Grace: To have an intimate knowledge of the Lord, to love him more devotedly, and to follow him more whole-heartedly.

Text for Prayer: Lk 2:41-52

Reflection: Today’s passage on the finding of Jesus in the temple might raise some prickly questions for us. When we first read Jesus’s response to his mother’s question of “Son, why have you treated us so?” we might ask whether Jesus is treating his human parents unfairly. How could a mother not worry about a son who is missing for three days? Why couldn’t Jesus have told his parents that he needed to spend time in his Heavenly Father’s house? However, this passage contains some pretty profound insights into Jesus’s identity as both the Son of God and the Son of Mary, and it hopefully helps us to understand our own relationship to God and Mary as well.

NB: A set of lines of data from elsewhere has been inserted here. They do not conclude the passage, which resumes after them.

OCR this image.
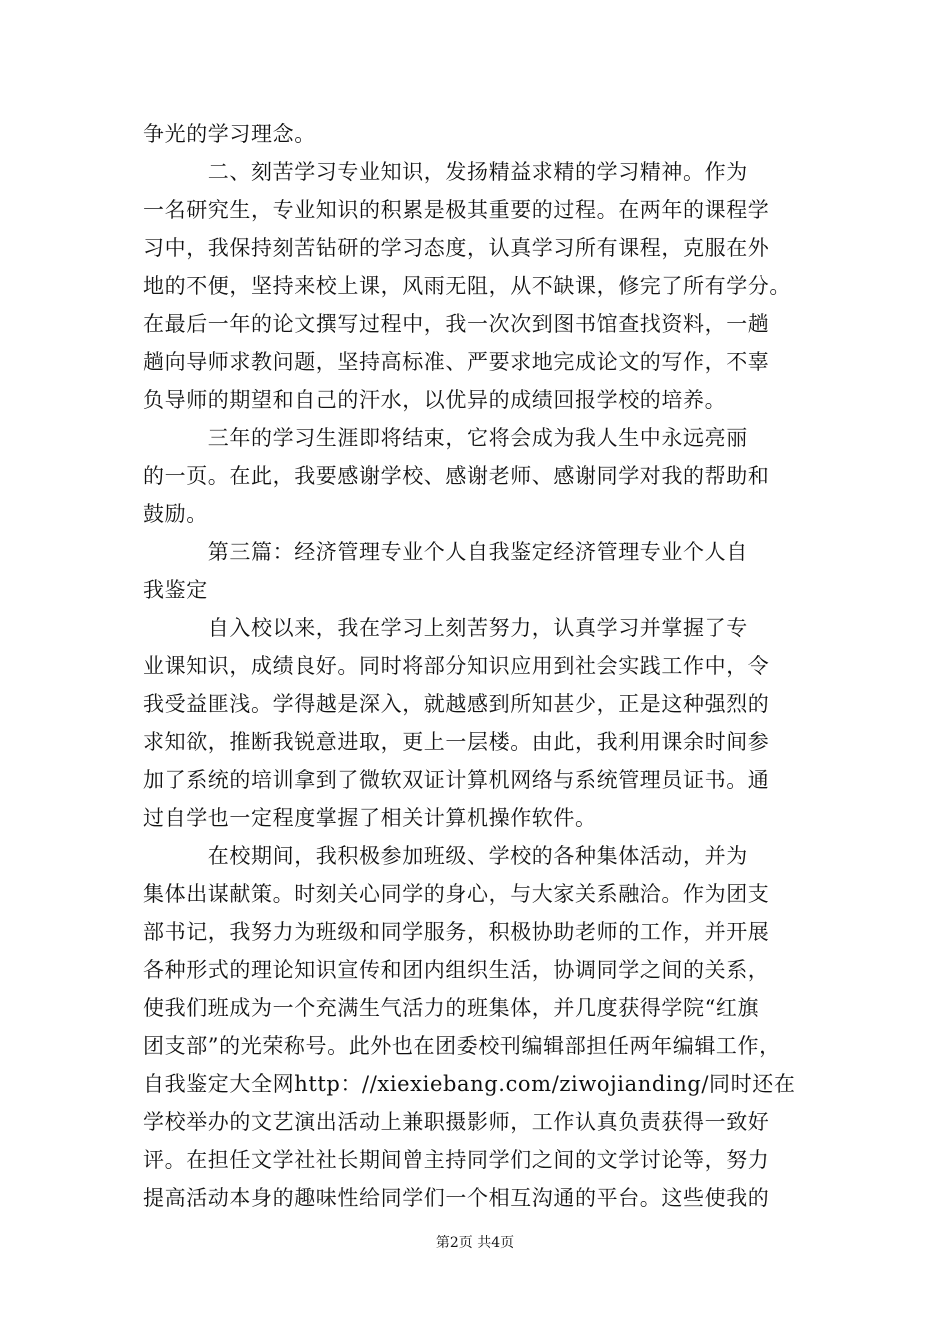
争光的学习理念。
　　　二、刻苦学习专业知识，发扬精益求精的学习精神。作为
一名研究生，专业知识的积累是极其重要的过程。在两年的课程学
习中，我保持刻苦钻研的学习态度，认真学习所有课程，克服在外
地的不便，坚持来校上课，风雨无阻，从不缺课，修完了所有学分。
在最后一年的论文撰写过程中，我一次次到图书馆查找资料，一趟
趟向导师求教问题，坚持高标准、严要求地完成论文的写作，不辜
负导师的期望和自己的汗水，以优异的成绩回报学校的培养。
　　　三年的学习生涯即将结束，它将会成为我人生中永远亮丽
的一页。在此，我要感谢学校、感谢老师、感谢同学对我的帮助和
鼓励。
　　　第三篇：经济管理专业个人自我鉴定经济管理专业个人自
我鉴定
　　　自入校以来，我在学习上刻苦努力，认真学习并掌握了专
业课知识，成绩良好。同时将部分知识应用到社会实践工作中，令
我受益匪浅。学得越是深入，就越感到所知甚少，正是这种强烈的
求知欲，推断我锐意进取，更上一层楼。由此，我利用课余时间参
加了系统的培训拿到了微软双证计算机网络与系统管理员证书。通
过自学也一定程度掌握了相关计算机操作软件。
　　　在校期间，我积极参加班级、学校的各种集体活动，并为
集体出谋献策。时刻关心同学的身心，与大家关系融洽。作为团支
部书记，我努力为班级和同学服务，积极协助老师的工作，并开展
各种形式的理论知识宣传和团内组织生活，协调同学之间的关系，
使我们班成为一个充满生气活力的班集体，并几度获得学院“红旗
团支部”的光荣称号。此外也在团委校刊编辑部担任两年编辑工作，
自我鉴定大全网http：//xiexiebang.com/ziwojianding/同时还在
学校举办的文艺演出活动上兼职摄影师，工作认真负责获得一致好
评。在担任文学社社长期间曾主持同学们之间的文学讨论等，努力
提高活动本身的趣味性给同学们一个相互沟通的平台。这些使我的
第2页 共4页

The fact that Jesus goes up to the Temple each year for the Feast of Passover shows that he is obedient to the Law of Moses. As a devout Jew, he fulfills the obligations of his religion and subjects himself to its precepts, even though he is the Son of God. The fact that Jesus leaves the temple to go home with his parents shows that he ultimately does subject himself to their discipline. Though God, he humbles himself to be obedient to his human parents and conforms his adolescent life to their will. However, Jesus also says that he “must be in [his] Father’s house.” In this way, Jesus maintains the primacy of his obedience to his Father’s will. While obedient to both Law and mother, Jesus is first and foremost the Son of the Father and the one who will ultimately say, “Thy will be done” on Calvary.

The message of this three-fold obedience of Jesus should give us pause, for Jesus models for us Christians precisely how we are to conform our will to not only the law of our religion and the discipline of our (often less than perfect) parents but ultimately to the will of God. This can sometimes put us in a predicament when we must choose between the good of following the law and fulfilling familial obligations and the good that is God’s will for us in our lives. How can we choose between two good things?

In his post on this topic two years ago, David Paternostro says,

St. Ignatius did not just want people to be able to choose good over evil. He recognized that a person can be presented with two good options that are not compatible with each other—the life of a husband and the life of a monk, for instance. Ignatius is very concerned that a person chooses not just what is good, but what is best. He shows this concern when speaking about the magis. Magis is a Latin word that can translate to “the greater good.” There is another Latin word, satis, that can mean “what is good enough.” These words are the origin for “magnificent” and “satisfactory,” respectively. So another way to think about it when St. Ignatius says to strive for the magis is to work for that which is magnificently good, instead of that which is satisfactorily good.

For Jesus, being in the temple is the greatest good, for Jerusalem is where he will ultimately fulfill the will of his Father that he must die on the Cross. But this will is not to be carried out at this time, and Jesus thus obediently returns to Nazareth with his parents to continue his long preparation for his Paschal mission.

The close of the passage mentions how Mary “ponders these things in her heart.” Mary does not condemn her son’s actions as wrong or complain about how her Son’s obedience to the Father has caused her such anxiety and heartache. Instead, she ponders how this might be that Jesus should so perfectly conform his will to that which is greater. She ponders the greatness of the obedience of her son, and she models for us what we should perhaps do when we are confounded by the ways of God. Mary ultimately conforms not only her will but also her understanding to her son, who remains obedient to the will of his Father in Heaven.

Questions: Do I conform my own will to the Law of my parents in faith and the precepts of my religion? When have I had to choose between two good things? What motivated my choice? How does this motivation compare with Jesus’ motivation for staying in the temple?